En droit, les premiers juges ont estimé que les conclusions VII a) et VII b) qui tendaient à ce qu'il soit constaté que la résiliation de bail est inefficace, subsidiairement à ce que le bail soit prolongé, étaient irrecevables dès lors qu'elles relevaient de la compétence du Juge de paix même si la partie adverse n'avait pas encore requis l'expulsion de la locataire.
B. Par appel du 12 octobre 2012, Y._____Sàrl a conclu, avec suite de frais et dépens, principalement à la réforme du prononcé en ce sens que les conclusions VII a) et VIl b) subsidiaire de la demande introduite le 1er juin 2012 sont recevables et que les frais judiciaires arrêtés à 300 fr. sont mis à la charge de la défenderesse O._____Sàrl; subsidiairement à l'annulation du prononcé attaqué et au renvoi de la cause à l'autorité de première instance pour nouvelle décision.
Par courrier du 27 décembre 2012, l’intimée s’en est remise à justice.
C. La Cour d'appel civile retient les faits suivants, sur la base du prononcé complété par les pièces du dossier :
Par convention du 8 août 2007, la défenderesse O._____Sàrl a vendu à la demanderesse Y._____Sàrl le fonds de commerce du café-restaurant "[...]" dans l'immeuble sis rue de [...]/Avenue de [...] à Lausanne à un prix fixé à 190'000 francs.
Le 18 mars 2008, les parties ont conclu un contrat de sous-location portant sur les locaux du café-restaurant précité avec effet au 1er mars 2008. Le contrat prévoyait un loyer mensuel de 5'430 fr. et la constitution d'une garantie de loyer de 16'290 francs. Il était précisé que le contrat de sous-location demeurait en vigueur jusqu'au paiement de l'entier du prix de vente du fonds de commerce prévu par la convention du 8 août 2007.
En raison de divers désagréments causés par la défenderesse, la demanderesse a cessé de s'acquitter du loyer à partir du 1er juin 2011 et l'a consigné dès le 1er octobre 2011. Le 23 septembre 2011, la défenderesse a résilié le contrat de sous-location pour le 31 octobre 2011.
Le 20 octobre 2011, la demanderesse a saisi la Commission de conciliation en matière de baux à loyer du district de Lausanne et pris notamment les conclusions suivantes:
"VII.- a) Principalement
Le congé signifié le 23 septembre 2011 à Y._____Sàrl par O._____Sàrl, portant sur des locaux commerciaux dans l'immeuble sis avenue [...] à l'usage d'un restaurant, est inefficace, respectivement annulé.
b) Subsidiairement
Le contrat de sous-location liant O._____Sàrl à Y._____Sàrl, portant sur des locaux commerciaux dans l'immeuble sis avenue [...] à Lausanne à l'usage d'un restaurant, est prolongé d'une durée de six ans s'étendant jusqu'au 31 octobre 2017."

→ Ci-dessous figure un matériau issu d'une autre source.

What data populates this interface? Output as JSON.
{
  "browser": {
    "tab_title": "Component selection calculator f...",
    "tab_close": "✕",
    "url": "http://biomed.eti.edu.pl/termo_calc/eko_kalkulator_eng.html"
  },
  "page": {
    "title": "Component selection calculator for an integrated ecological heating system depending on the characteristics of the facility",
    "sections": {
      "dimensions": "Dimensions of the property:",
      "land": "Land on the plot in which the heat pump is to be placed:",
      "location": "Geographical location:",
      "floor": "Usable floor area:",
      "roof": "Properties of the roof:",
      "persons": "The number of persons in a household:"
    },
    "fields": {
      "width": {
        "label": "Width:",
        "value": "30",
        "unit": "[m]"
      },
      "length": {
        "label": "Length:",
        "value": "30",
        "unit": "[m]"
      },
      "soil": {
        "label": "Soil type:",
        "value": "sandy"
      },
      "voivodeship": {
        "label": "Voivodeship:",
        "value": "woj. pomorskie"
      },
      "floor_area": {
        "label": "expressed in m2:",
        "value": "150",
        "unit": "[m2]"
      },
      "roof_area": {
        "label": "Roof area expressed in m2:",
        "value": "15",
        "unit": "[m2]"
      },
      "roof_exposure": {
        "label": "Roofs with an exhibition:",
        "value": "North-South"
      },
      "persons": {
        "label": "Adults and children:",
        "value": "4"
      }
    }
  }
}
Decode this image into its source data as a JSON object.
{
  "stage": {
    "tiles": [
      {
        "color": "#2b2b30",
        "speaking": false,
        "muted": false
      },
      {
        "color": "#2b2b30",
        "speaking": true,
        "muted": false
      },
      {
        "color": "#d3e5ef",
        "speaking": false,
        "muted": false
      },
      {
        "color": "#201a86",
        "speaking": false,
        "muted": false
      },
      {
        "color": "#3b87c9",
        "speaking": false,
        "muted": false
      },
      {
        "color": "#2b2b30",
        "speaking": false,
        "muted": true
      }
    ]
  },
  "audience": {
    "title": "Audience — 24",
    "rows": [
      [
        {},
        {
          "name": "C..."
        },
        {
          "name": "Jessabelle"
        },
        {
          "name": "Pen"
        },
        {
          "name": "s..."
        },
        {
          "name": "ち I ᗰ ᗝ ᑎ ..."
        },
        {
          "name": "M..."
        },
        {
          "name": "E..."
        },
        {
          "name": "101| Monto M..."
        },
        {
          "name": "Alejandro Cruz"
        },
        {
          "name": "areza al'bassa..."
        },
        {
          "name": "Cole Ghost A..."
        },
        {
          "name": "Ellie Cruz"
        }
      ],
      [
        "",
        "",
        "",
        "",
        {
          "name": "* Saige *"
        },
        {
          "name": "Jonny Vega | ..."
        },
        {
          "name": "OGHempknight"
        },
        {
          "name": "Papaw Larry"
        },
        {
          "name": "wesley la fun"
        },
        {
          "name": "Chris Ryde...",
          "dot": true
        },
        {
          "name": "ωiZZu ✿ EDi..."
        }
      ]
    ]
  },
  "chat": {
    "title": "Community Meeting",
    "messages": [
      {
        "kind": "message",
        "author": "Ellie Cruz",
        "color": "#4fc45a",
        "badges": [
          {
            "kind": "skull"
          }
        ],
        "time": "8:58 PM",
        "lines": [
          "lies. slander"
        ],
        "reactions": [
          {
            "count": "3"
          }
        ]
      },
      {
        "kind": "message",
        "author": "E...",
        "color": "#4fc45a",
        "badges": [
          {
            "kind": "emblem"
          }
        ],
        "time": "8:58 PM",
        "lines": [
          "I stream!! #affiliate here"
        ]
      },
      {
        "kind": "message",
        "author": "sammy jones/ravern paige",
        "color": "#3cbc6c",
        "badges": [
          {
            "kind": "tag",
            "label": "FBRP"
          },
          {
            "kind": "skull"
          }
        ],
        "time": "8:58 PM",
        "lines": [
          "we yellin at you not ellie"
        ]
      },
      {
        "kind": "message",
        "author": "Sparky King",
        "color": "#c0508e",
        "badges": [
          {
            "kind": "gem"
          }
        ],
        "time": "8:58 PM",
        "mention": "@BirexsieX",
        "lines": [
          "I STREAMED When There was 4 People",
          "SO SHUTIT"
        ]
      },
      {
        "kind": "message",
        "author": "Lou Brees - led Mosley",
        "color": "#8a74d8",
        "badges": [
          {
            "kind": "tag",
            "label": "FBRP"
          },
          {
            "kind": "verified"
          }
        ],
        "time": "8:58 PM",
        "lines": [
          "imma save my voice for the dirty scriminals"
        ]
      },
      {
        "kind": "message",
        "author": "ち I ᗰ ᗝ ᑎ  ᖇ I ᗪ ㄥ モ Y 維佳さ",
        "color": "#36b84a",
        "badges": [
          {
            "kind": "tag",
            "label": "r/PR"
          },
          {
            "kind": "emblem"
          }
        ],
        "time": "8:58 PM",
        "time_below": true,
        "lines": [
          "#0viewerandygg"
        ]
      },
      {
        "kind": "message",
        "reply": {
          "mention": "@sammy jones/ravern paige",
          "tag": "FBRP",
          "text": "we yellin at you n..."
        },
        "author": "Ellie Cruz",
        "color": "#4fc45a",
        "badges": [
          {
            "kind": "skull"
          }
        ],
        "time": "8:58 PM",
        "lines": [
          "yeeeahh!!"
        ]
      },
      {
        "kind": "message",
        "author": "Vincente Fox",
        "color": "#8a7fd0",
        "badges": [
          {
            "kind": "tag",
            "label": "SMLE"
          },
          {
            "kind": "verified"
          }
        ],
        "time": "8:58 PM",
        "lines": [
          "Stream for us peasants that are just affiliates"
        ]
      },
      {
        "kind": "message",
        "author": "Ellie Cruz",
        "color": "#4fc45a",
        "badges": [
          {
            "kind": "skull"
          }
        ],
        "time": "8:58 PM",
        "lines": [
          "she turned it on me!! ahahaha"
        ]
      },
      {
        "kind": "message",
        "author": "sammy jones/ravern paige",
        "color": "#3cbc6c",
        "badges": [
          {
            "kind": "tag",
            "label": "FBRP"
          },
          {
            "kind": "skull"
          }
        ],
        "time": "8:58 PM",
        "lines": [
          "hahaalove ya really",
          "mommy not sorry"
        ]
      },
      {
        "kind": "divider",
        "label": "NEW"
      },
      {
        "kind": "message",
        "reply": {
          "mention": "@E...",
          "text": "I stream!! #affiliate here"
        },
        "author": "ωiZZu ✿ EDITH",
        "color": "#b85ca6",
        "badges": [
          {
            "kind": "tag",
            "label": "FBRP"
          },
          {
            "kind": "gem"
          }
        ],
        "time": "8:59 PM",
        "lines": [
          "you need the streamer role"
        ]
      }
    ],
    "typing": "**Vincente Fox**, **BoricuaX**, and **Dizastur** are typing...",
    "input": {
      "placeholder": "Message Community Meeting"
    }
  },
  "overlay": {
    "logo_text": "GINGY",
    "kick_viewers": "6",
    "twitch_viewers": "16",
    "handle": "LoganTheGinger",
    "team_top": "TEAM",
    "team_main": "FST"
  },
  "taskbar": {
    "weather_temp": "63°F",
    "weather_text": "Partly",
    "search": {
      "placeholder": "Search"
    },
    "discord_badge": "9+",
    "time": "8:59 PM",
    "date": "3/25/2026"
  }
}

Les parties n'étant pas parvenues à un accord, la Commission de conciliation a remis le 1er mai 2012 une autorisation de procéder à la demanderesse indiquant que l'action devait être portée devant le Tribunal des baux dans un délai de trente jours.
Par mémoire du 1er juin 2012, la demanderesse a ouvert action auprès du Tribunal des baux en prenant, sous suite de frais et dépens, les conclusions suivantes:
"I.- Le loyer mensuel des locaux commerciaux loués par Y._____Sàrl dans l’immeuble sis avenue [...] à Lausanne, à l’usage d’un restaurant sous l’enseigne “[...]" est réduit de 30 % avec effet rétroactif au 1er mars 2008, de sorte qu’il s’élève à Fr. 3’801.- (trois mille huit cent-un francs), charges comprises, à partir de cette date.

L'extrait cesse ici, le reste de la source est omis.